The House late Wednesday voted to give states the authority to conduct drug testing on people applying for food stamps under the Supplemental Nutrition Assistance Program (SNAP).
By voice vote, members approved the idea as an amendment to the farm bill. The amendment was proposed by Rep. Richard Hudson (R-N.C.). Hudson said the proposal would help ensure SNAP benefits go to needy families and children.
"If adopted, this amendment would join a list of good-government reforms contained in the farm bill to save taxpayer money and ensure integrity and accountability within our nutrition system," Hudson said.
Democrats were outraged at the proposal, and said that by proposing it, Republicans are implying that people on food stamps use drugs. Rep. Gwen Moore (D-Wis.) said studies have shown people using SNAP are no more likely than nonusers to be using drugs.
Moore also said the proposal was unconstitutional, and said states are already allowed to test SNAP users if they have a drug conviction. She also said the GOP proposal is meant to humiliate people using food stamps.
"It costs a lot of public money just to humiliate people," she said. "It'll cost $75 for one of these drug tests, and for what purpose?
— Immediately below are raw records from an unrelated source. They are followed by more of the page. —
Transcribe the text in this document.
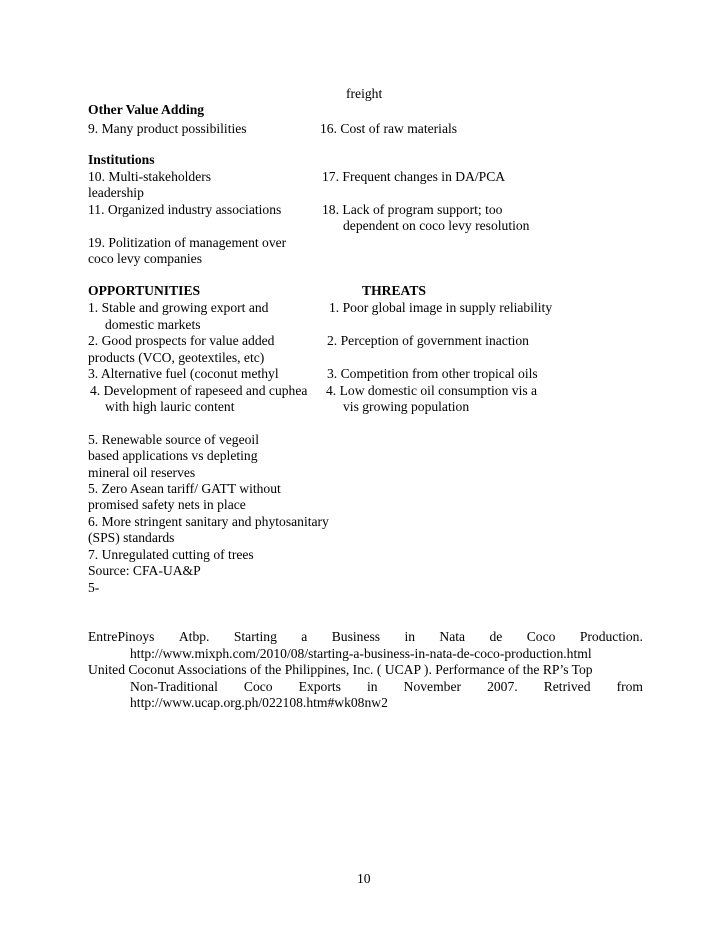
freight
Other Value Adding
9. Many product possibilities	16. Cost of raw materials
Institutions
10. Multi-stakeholders	17. Frequent changes in DA/PCA
leadership
11. Organized industry associations	18. Lack of program support; too
dependent on coco levy resolution
19. Politization of management over
coco levy companies
OPPORTUNITIES	THREATS
1. Stable and growing export and	1. Poor global image in supply reliability
domestic markets
2. Good prospects for value added	2. Perception of government inaction
products (VCO, geotextiles, etc)
3. Alternative fuel (coconut methyl	3. Competition from other tropical oils
4. Development of rapeseed and cuphea 4. Low domestic oil consumption vis a
with high lauric content	vis growing population
5. Renewable source of vegeoil
based applications vs depleting
mineral oil reserves
5. Zero Asean tariff/ GATT without
promised safety nets in place
6. More stringent sanitary and phytosanitary
(SPS) standards
7. Unregulated cutting of trees
Source: CFA-UA&P
5-
EntrePinoys Atbp. Starting a Business in Nata de Coco Production.
http://www.mixph.com/2010/08/starting-a-business-in-nata-de-coco-production.html
United Coconut Associations of the Philippines, Inc. ( UCAP ). Performance of the RP’s Top
Non-Traditional Coco Exports in November 2007. Retrived from
http://www.ucap.org.ph/022108.htm#wk08nw2
10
Just to criminalize and humiliate poor people."
"This is about demeaning poor people," Rep. James McGovern (D-Mass.) added. "And we've been doing this time and time again on this House floor."
But Republicans said some reforms are needed to keep SNAP spending down.
"With a $17 trillion national debt, we must give states all the tools they need in order to make sure SNAP funding goes to the people most in need," Rep. Ted Yoho (R-Fla.) said.
Despite Democratic opposition, the amendment was approved by a voice vote, and no Democrat asked for a recorded vote.
The House was debating various amendments to the farm bill Wednesday night dealing with issues such as SNAP and farm commodity programs.
In another voice vote, the House approved an amendment from Rep. Steve Chabot (R-Ohio), which would require states to take back electronically issued SNAP benefits that have not been used by a household after 60 days.
Members also approved language from Rep. Diane Black (R-Tenn.) that would end an agreement the USDA has with the Mexican government called the Partnership for Nutrition Assistance Program. Republicans say this program is being used to enroll illegal immigrants in the SNAP program.
— This story was updated at 8:05 p.m.